Pour le songe que jay songie auquel il come je croy na point de menchonge

ne chose vaine sans plus attendre

doy donner congie a loie de monde.

Hoc sompnicem quand vidi non est presertim inutile visum

aut inane. sed potioc docior

abitere omnem seculi vanitatem…

« À la suite du rêve auquel je songeai, dans lequel je crois qu’il n’y a pas de mensonge, ni de choses vaines, je dois m’éloigner des lois de ce monde (terrestre). Le songe auquel je songeai, n’est ni vain, ni vide, au contraire, j’appris a éviter toute la vanité de ce monde ».

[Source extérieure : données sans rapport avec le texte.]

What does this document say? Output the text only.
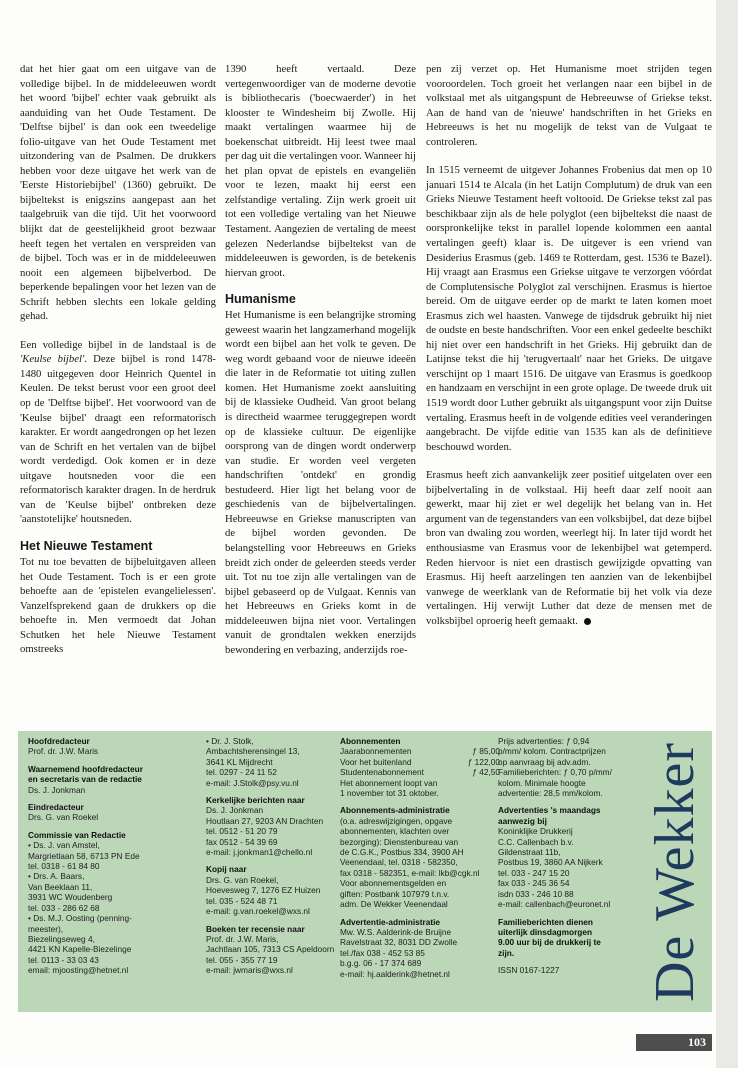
dat het hier gaat om een uitgave van de volledige bijbel. In de middeleeuwen wordt het woord 'bijbel' echter vaak gebruikt als aanduiding van het Oude Testament. De 'Delftse bijbel' is dan ook een tweedelige folio-uitgave van het Oude Testament met uitzondering van de Psalmen. De drukkers hebben voor deze uitgave het werk van de 'Eerste Historiebijbel' (1360) gebruikt. De bijbeltekst is enigszins aangepast aan het taalgebruik van die tijd. Uit het voorwoord blijkt dat de geestelijkheid groot bezwaar heeft tegen het vertalen en verspreiden van de bijbel. Toch was er in de middeleeuwen nooit een algemeen bijbelverbod. De beperkende bepalingen voor het lezen van de Schrift hebben slechts een lokale gelding gehad.

Een volledige bijbel in de landstaal is de 'Keulse bijbel'. Deze bijbel is rond 1478-1480 uitgegeven door Heinrich Quentel in Keulen. De tekst berust voor een groot deel op de 'Delftse bijbel'. Het voorwoord van de 'Keulse bijbel' draagt een reformatorisch karakter. Er wordt aangedrongen op het lezen van de Schrift en het vertalen van de bijbel wordt verdedigd. Ook komen er in deze uitgave houtsneden voor die een reformatorisch karakter dragen. In de herdruk van de 'Keulse bijbel' ontbreken deze 'aanstotelijke' houtsneden.

Het Nieuwe Testament

Tot nu toe bevatten de bijbeluitgaven alleen het Oude Testament. Toch is er een grote behoefte aan de 'epistelen evangelielessen'. Vanzelfsprekend gaan de drukkers op die behoefte in. Men vermoedt dat Johan Schutken het hele Nieuwe Testament omstreeks

1390 heeft vertaald. Deze vertegenwoordiger van de moderne devotie is bibliothecaris ('boecwaerder') in het klooster te Windesheim bij Zwolle. Hij maakt vertalingen waarmee hij de boekenschat uitbreidt. Hij leest twee maal per dag uit die vertalingen voor. Wanneer hij het plan opvat de epistels en evangeliën voor te lezen, maakt hij eerst een zelfstandige vertaling. Zijn werk groeit uit tot een volledige vertaling van het Nieuwe Testament. Aangezien de vertaling de meest gelezen Nederlandse bijbeltekst van de middeleeuwen is geworden, is de betekenis hiervan groot.

Humanisme

Het Humanisme is een belangrijke stroming geweest waarin het langzamerhand mogelijk wordt een bijbel aan het volk te geven. De weg wordt gebaand voor de nieuwe ideeën die later in de Reformatie tot uiting zullen komen. Het Humanisme zoekt aansluiting bij de klassieke Oudheid. Van groot belang is directheid waarmee teruggegrepen wordt op de klassieke cultuur. De eigenlijke oorsprong van de dingen wordt onderwerp van studie. Er worden veel vergeten handschriften 'ontdekt' en grondig bestudeerd. Hier ligt het belang voor de geschiedenis van de bijbelvertalingen. Hebreeuwse en Griekse manuscripten van de bijbel worden gevonden. De belangstelling voor Hebreeuws en Grieks breidt zich onder de geleerden steeds verder uit. Tot nu toe zijn alle vertalingen van de bijbel gebaseerd op de Vulgaat. Kennis van het Hebreeuws en Grieks komt in de middeleeuwen bijna niet voor. Vertalingen vanuit de grondtalen wekken enerzijds bewondering en verbazing, anderzijds roe-

pen zij verzet op. Het Humanisme moet strijden tegen vooroordelen. Toch groeit het verlangen naar een bijbel in de volkstaal met als uitgangspunt de Hebreeuwse of Griekse tekst. Aan de hand van de 'nieuwe' handschriften in het Grieks en Hebreeuws is het nu mogelijk de tekst van de Vulgaat te controleren.

In 1515 verneemt de uitgever Johannes Frobenius dat men op 10 januari 1514 te Alcala (in het Latijn Complutum) de druk van een Grieks Nieuwe Testament heeft voltooid. De Griekse tekst zal pas beschikbaar zijn als de hele polyglot (een bijbeltekst die naast de oorspronkelijke tekst in parallel lopende kolommen een aantal vertalingen geeft) klaar is. De uitgever is een vriend van Desiderius Erasmus (geb. 1469 te Rotterdam, gest. 1536 te Bazel). Hij vraagt aan Erasmus een Griekse uitgave te verzorgen vóórdat de Complutensische Polyglot zal verschijnen. Erasmus is hiertoe bereid. Om de uitgave eerder op de markt te laten komen moet Erasmus zich wel haasten. Vanwege de tijdsdruk gebruikt hij niet de oudste en beste handschriften. Voor een enkel gedeelte beschikt hij niet over een handschrift in het Grieks. Hij gebruikt dan de Latijnse tekst die hij 'terugvertaalt' naar het Grieks. De uitgave verschijnt op 1 maart 1516. De uitgave van Erasmus is goedkoop en handzaam en verschijnt in een grote oplage. De tweede druk uit 1519 wordt door Luther gebruikt als uitgangspunt voor zijn Duitse vertaling. Erasmus heeft in de volgende edities veel veranderingen aangebracht. De vijfde editie van 1535 kan als de definitieve beschouwd worden.

Erasmus heeft zich aanvankelijk zeer positief uitgelaten over een bijbelvertaling in de volkstaal. Hij heeft daar zelf nooit aan gewerkt, maar hij ziet er wel degelijk het belang van in. Het argument van de tegenstanders van een volksbijbel, dat deze bijbel bron van dwaling zou worden, weerlegt hij. In later tijd wordt het enthousiasme van Erasmus voor de lekenbijbel wat getemperd. Reden hiervoor is niet een drastisch gewijzigde opvatting van Erasmus. Hij heeft aarzelingen ten aanzien van de lekenbijbel vanwege de weerklank van de Reformatie bij het volk via deze vertalingen. Hij verwijt Luther dat deze de mensen met de volksbijbel oproerig heeft gemaakt.

Hoofdredacteur
Prof. dr. J.W. Maris
Waarnemend hoofdredacteur
en secretaris van de redactie
Ds. J. Jonkman
Eindredacteur
Drs. G. van Roekel
Commissie van Redactie
• Ds. J. van Amstel,
Margrietlaan 58, 6713 PN Ede
tel. 0318 - 61 84 80
• Drs. A. Baars,
Van Beeklaan 11,
3931 WC Woudenberg
tel. 033 - 286 62 68
• Ds. M.J. Oosting (penning-
meester),
Biezelingseweg 4,
4421 KN Kapelle-Biezelinge
tel. 0113 - 33 03 43
email: mjoosting@hetnet.nl
• Dr. J. Stolk,
Ambachtsherensingel 13,
3641 KL Mijdrecht
tel. 0297 - 24 11 52
e-mail: J.Stolk@psy.vu.nl
Kerkelijke berichten naar
Ds. J. Jonkman
Houtlaan 27, 9203 AN Drachten
tel. 0512 - 51 20 79
fax 0512 - 54 39 69
e-mail: j.jonkman1@chello.nl
Kopij naar
Drs. G. van Roekel,
Hoevesweg 7, 1276 EZ Huizen
tel. 035 - 524 48 71
e-mail: g.van.roekel@wxs.nl
Boeken ter recensie naar
Prof. dr. J.W. Maris,
Jachtlaan 105, 7313 CS Apeldoorn
tel. 055 - 355 77 19
e-mail: jwmaris@wxs.nl
Abonnementen
Jaarabonnementen	ƒ 85,00
Voor het buitenland	ƒ 122,00
Studentenabonnement	ƒ 42,50
Het abonnement loopt van
1 november tot 31 oktober.
Abonnements-administratie
(o.a. adreswijzigingen, opgave
abonnementen, klachten over
bezorging): Dienstenbureau van
de C.G.K., Postbus 334, 3900 AH
Veenendaal, tel. 0318 - 582350,
fax 0318 - 582351, e-mail: lkb@cgk.nl
Voor abonnementsgelden en
giften: Postbank 107979 t.n.v.
adm. De Wekker Veenendaal
Advertentie-administratie
Mw. W.S. Aalderink-de Bruijne
Ravelstraat 32, 8031 DD Zwolle
tel./fax 038 - 452 53 85
b.g.g. 06 - 17 374 689
e-mail: hj.aalderink@hetnet.nl
Prijs advertenties: ƒ 0,94
p/mm/ kolom. Contractprijzen
op aanvraag bij adv.adm.
Familieberichten: ƒ 0,70 p/mm/
kolom. Minimale hoogte
advertentie: 28,5 mm/kolom.
Advertenties 's maandags
aanwezig bij
Koninklijke Drukkerij
C.C. Callenbach b.v.
Gildenstraat 11b,
Postbus 19, 3860 AA Nijkerk
tel. 033 - 247 15 20
fax 033 - 245 36 54
isdn 033 - 246 10 88
e-mail: callenbach@euronet.nl
Familieberichten dienen
uiterlijk dinsdagmorgen
9.00 uur bij de drukkerij te
zijn.
ISSN 0167-1227	De Wekker
103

Par cela nous voyons qu’au début du XVIe siècle, l’idée de la vanité de tout ce qui se passe dans le monde terrestre est déjà présent. Il faut attendre la fin du ce siècle pour que le concept puisse trouver la forme qui convient mieux, celle de la nature morte.

Il est quelque peu dommage que le books.google.com ne permet pas de lire la conclusion de cet article extrêmement intéressant mais même la partie accessible donne déjà beaucoup à réfléchir sur la vanité. Ainsi on peut y trouver non seulement un motif de la méditation sur la mort mais également un espoir.

Jacques de Gheyn, Vanité, 1603. Metropolitan Museum, New York

Jacques de Gheyn, Vanité, 1603. Metropolitan Museum, New York

Dans sa forme allégorique, les peintres expriment l’idée que si les choses terrestres comme des objets-symboles de la richesse, du pouvoir, de la gloire et des plaisirs sont mortels, ils vont être engloutir par le temps, l’âme humaine qui seule immortelle va dépasser la mort pour atteindre le royaume de Dieu. Et peut être, qui sait, cet âme invisible se cache dans le volume transparent reflétant la lumière divine.

Donc, la boule de verre, ou la bulle de savons, créent un effet de double optique, d’un prisme qui projette la vision du monde vain au ciel et qui visualise l’image de promesse céleste pour ceux qui attendent la mort avec l’humilité et l’espoir. Il nous semble que c’est n’est pas hasard que dans le tableau Vanité de Jacques de Ghein la sphère est présentée comme un objet de dévotion.